0x195ff40c: 31 33 36 39 38 30 39 35 32 36 34 33 31 1369809526431 use the following command to read the complete script content (Lldb)  Mem read '* (int *) ($ EBP + 16) + 32) + 8 )'
-C '* (int *) ($ EBP + 16) + 32) + 4) * 2'

Reprinted please indicate the source: http://blog.csdn.net/horkychen

For more information about pods, see:
Pod types

For more information about virtual table, see virtual method table.

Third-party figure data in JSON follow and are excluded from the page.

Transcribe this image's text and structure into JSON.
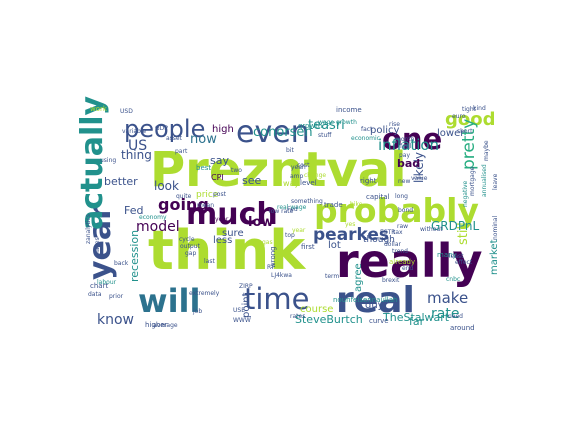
{
  "palette": {
    "dark_purple": "#440154",
    "indigo": "#3b528b",
    "slate_blue": "#2c728e",
    "teal": "#21918c",
    "green_teal": "#27ad81",
    "green": "#5ec962",
    "lime": "#addc30",
    "yellow": "#fde725"
  },
  "words": [
    {
      "text": "Prezntval",
      "color": "lime"
    },
    {
      "text": "think",
      "color": "lime"
    },
    {
      "text": "really",
      "color": "dark_purple"
    },
    {
      "text": "will",
      "color": "slate_blue"
    },
    {
      "text": "real",
      "color": "indigo"
    },
    {
      "text": "time",
      "color": "indigo"
    },
    {
      "text": "probably",
      "color": "lime"
    },
    {
      "text": "much",
      "color": "dark_purple"
    },
    {
      "text": "year",
      "color": "indigo"
    },
    {
      "text": "actually",
      "color": "teal"
    },
    {
      "text": "even",
      "color": "indigo"
    },
    {
      "text": "one",
      "color": "dark_purple"
    },
    {
      "text": "people",
      "color": "indigo"
    },
    {
      "text": "good",
      "color": "lime"
    },
    {
      "text": "pearkes",
      "color": "indigo"
    },
    {
      "text": "going",
      "color": "dark_purple"
    },
    {
      "text": "pretty",
      "color": "green_teal"
    },
    {
      "text": "inflation",
      "color": "teal"
    },
    {
      "text": "teasri",
      "color": "teal"
    },
    {
      "text": "conorsen",
      "color": "teal"
    },
    {
      "text": "model",
      "color": "dark_purple"
    },
    {
      "text": "low",
      "color": "dark_purple"
    },
    {
      "text": "make",
      "color": "indigo"
    },
    {
      "text": "rate",
      "color": "teal"
    },
    {
      "text": "know",
      "color": "indigo"
    },
    {
      "text": "still",
      "color": "lime"
    },
    {
      "text": "GRDPnL",
      "color": "teal"
    },
    {
      "text": "now",
      "color": "slate_blue"
    },
    {
      "text": "US",
      "color": "indigo"
    },
    {
      "text": "thing",
      "color": "indigo"
    },
    {
      "text": "look",
      "color": "indigo"
    },
    {
      "text": "likely",
      "color": "indigo"
    },
    {
      "text": "SteveBurtch",
      "color": "teal"
    },
    {
      "text": "TheStalwart",
      "color": "teal"
    },
    {
      "text": "recession",
      "color": "teal"
    },
    {
      "text": "lower",
      "color": "indigo"
    },
    {
      "text": "policy",
      "color": "indigo"
    },
    {
      "text": "market",
      "color": "teal"
    },
    {
      "text": "bad",
      "color": "dark_purple"
    },
    {
      "text": "say",
      "color": "indigo"
    },
    {
      "text": "see",
      "color": "indigo"
    },
    {
      "text": "sure",
      "color": "indigo"
    },
    {
      "text": "less",
      "color": "indigo"
    },
    {
      "text": "better",
      "color": "indigo"
    },
    {
      "text": "high",
      "color": "dark_purple"
    },
    {
      "text": "Fed",
      "color": "indigo"
    },
    {
      "text": "lot",
      "color": "indigo"
    },
    {
      "text": "course",
      "color": "lime"
    },
    {
      "text": "far",
      "color": "teal"
    },
    {
      "text": "point",
      "color": "indigo"
    },
    {
      "text": "price",
      "color": "lime"
    },
    {
      "text": "agree",
      "color": "teal"
    },
    {
      "text": "though",
      "color": "indigo"
    },
    {
      "text": "around",
      "color": "indigo"
    },
    {
      "text": "CPI",
      "color": "dark_purple"
    },
    {
      "text": "guy",
      "color": "indigo"
    },
    {
      "text": "growth",
      "color": "teal"
    },
    {
      "text": "trade",
      "color": "indigo"
    },
    {
      "text": "wage growth",
      "color": "teal"
    },
    {
      "text": "economic",
      "color": "teal"
    },
    {
      "text": "income",
      "color": "indigo"
    },
    {
      "text": "economy",
      "color": "teal"
    },
    {
      "text": "way",
      "color": "lime"
    },
    {
      "text": "best",
      "color": "teal"
    },
    {
      "text": "level",
      "color": "indigo"
    },
    {
      "text": "right",
      "color": "indigo"
    },
    {
      "text": "capital",
      "color": "indigo"
    },
    {
      "text": "already",
      "color": "lime"
    },
    {
      "text": "work",
      "color": "lime"
    },
    {
      "text": "USD",
      "color": "indigo"
    },
    {
      "text": "GDP",
      "color": "indigo"
    },
    {
      "text": "asset",
      "color": "indigo"
    },
    {
      "text": "first",
      "color": "indigo"
    },
    {
      "text": "without",
      "color": "indigo"
    },
    {
      "text": "higher",
      "color": "indigo"
    },
    {
      "text": "average",
      "color": "indigo"
    },
    {
      "text": "last",
      "color": "indigo"
    },
    {
      "text": "job",
      "color": "indigo"
    },
    {
      "text": "data",
      "color": "indigo"
    },
    {
      "text": "chart",
      "color": "indigo"
    },
    {
      "text": "change",
      "color": "lime"
    },
    {
      "text": "something",
      "color": "indigo"
    },
    {
      "text": "kind",
      "color": "indigo"
    },
    {
      "text": "mean",
      "color": "indigo"
    },
    {
      "text": "term",
      "color": "indigo"
    },
    {
      "text": "labour",
      "color": "teal"
    },
    {
      "text": "value",
      "color": "indigo"
    },
    {
      "text": "many",
      "color": "teal"
    },
    {
      "text": "using",
      "color": "indigo"
    },
    {
      "text": "wrong",
      "color": "indigo"
    },
    {
      "text": "maybe",
      "color": "indigo"
    },
    {
      "text": "need",
      "color": "indigo"
    },
    {
      "text": "new",
      "color": "indigo"
    },
    {
      "text": "back",
      "color": "indigo"
    },
    {
      "text": "two",
      "color": "indigo"
    },
    {
      "text": "variable",
      "color": "indigo"
    },
    {
      "text": "nounfelsennaullah",
      "color": "teal"
    },
    {
      "text": "zanalytics",
      "color": "indigo"
    },
    {
      "text": "extremely",
      "color": "indigo"
    },
    {
      "text": "ZIRP",
      "color": "indigo"
    },
    {
      "text": "prior",
      "color": "indigo"
    },
    {
      "text": "least",
      "color": "indigo"
    },
    {
      "text": "effect",
      "color": "indigo"
    },
    {
      "text": "curve",
      "color": "indigo"
    },
    {
      "text": "trend",
      "color": "indigo"
    },
    {
      "text": "year",
      "color": "dark_purple"
    },
    {
      "text": "post",
      "color": "indigo"
    },
    {
      "text": "part",
      "color": "indigo"
    },
    {
      "text": "bit",
      "color": "indigo"
    },
    {
      "text": "cost",
      "color": "indigo"
    },
    {
      "text": "yeah",
      "color": "indigo"
    },
    {
      "text": "amp",
      "color": "indigo"
    },
    {
      "text": "RT",
      "color": "indigo"
    },
    {
      "text": "LJ4kwa",
      "color": "indigo"
    },
    {
      "text": "quite",
      "color": "indigo"
    },
    {
      "text": "hike",
      "color": "lime"
    },
    {
      "text": "Fed",
      "color": "indigo"
    },
    {
      "text": "bond",
      "color": "indigo"
    },
    {
      "text": "end",
      "color": "indigo"
    },
    {
      "text": "yes",
      "color": "lime"
    },
    {
      "text": "long",
      "color": "indigo"
    },
    {
      "text": "tax",
      "color": "indigo"
    },
    {
      "text": "top",
      "color": "indigo"
    },
    {
      "text": "rates",
      "color": "indigo"
    },
    {
      "text": "real wage",
      "color": "teal"
    },
    {
      "text": "low rate",
      "color": "indigo"
    },
    {
      "text": "dollar",
      "color": "indigo"
    },
    {
      "text": "ESTR",
      "color": "indigo"
    },
    {
      "text": "WWW",
      "color": "indigo"
    },
    {
      "text": "USE",
      "color": "indigo"
    },
    {
      "text": "year",
      "color": "lime"
    },
    {
      "text": "cnbc",
      "color": "teal"
    },
    {
      "text": "brexit",
      "color": "indigo"
    },
    {
      "text": "stuff",
      "color": "indigo"
    },
    {
      "text": "fact",
      "color": "indigo"
    },
    {
      "text": "rise",
      "color": "indigo"
    },
    {
      "text": "month",
      "color": "indigo"
    },
    {
      "text": "feel",
      "color": "indigo"
    },
    {
      "text": "pay",
      "color": "indigo"
    },
    {
      "text": "gas",
      "color": "lime"
    },
    {
      "text": "raw",
      "color": "indigo"
    },
    {
      "text": "annualised",
      "color": "teal"
    },
    {
      "text": "leave",
      "color": "indigo"
    },
    {
      "text": "negative",
      "color": "teal"
    },
    {
      "text": "makes",
      "color": "indigo"
    },
    {
      "text": "mortgage",
      "color": "indigo"
    },
    {
      "text": "cycle",
      "color": "indigo"
    },
    {
      "text": "output",
      "color": "indigo"
    },
    {
      "text": "gap",
      "color": "indigo"
    },
    {
      "text": "tight",
      "color": "indigo"
    },
    {
      "text": "euro",
      "color": "indigo"
    },
    {
      "text": "short",
      "color": "indigo"
    },
    {
      "text": "nominal",
      "color": "indigo"
    }
  ]
}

For more information about how to obtain parameters in disassembly, see here: Get the current instance handle in assembly language debugging.

Related Article

Contact Us

The content source of this page is from Internet, which doesn't represent Alibaba Cloud's opinion; products and services mentioned on that page don't have any relationship with Alibaba Cloud. If the content of the page makes you feel confusing, please write us an email, we will handle the problem within 5 days after receiving your email.

If you find any instances of plagiarism from the community, please send an email to: info-contact@alibabacloud.com and provide relevant evidence. A staff member will contact you within 5 working days.

A Free Trial That Lets You Build Big!

Start building with 50+ products and up to 12 months usage for Elastic Compute Service

  • Sales Support

    1 on 1 presale consultation

  • After-Sales Support

    24/7 Technical Support 6 Free Tickets per Quarter Faster Response

  • Alibaba Cloud offers highly flexible support services tailored to meet your exact needs.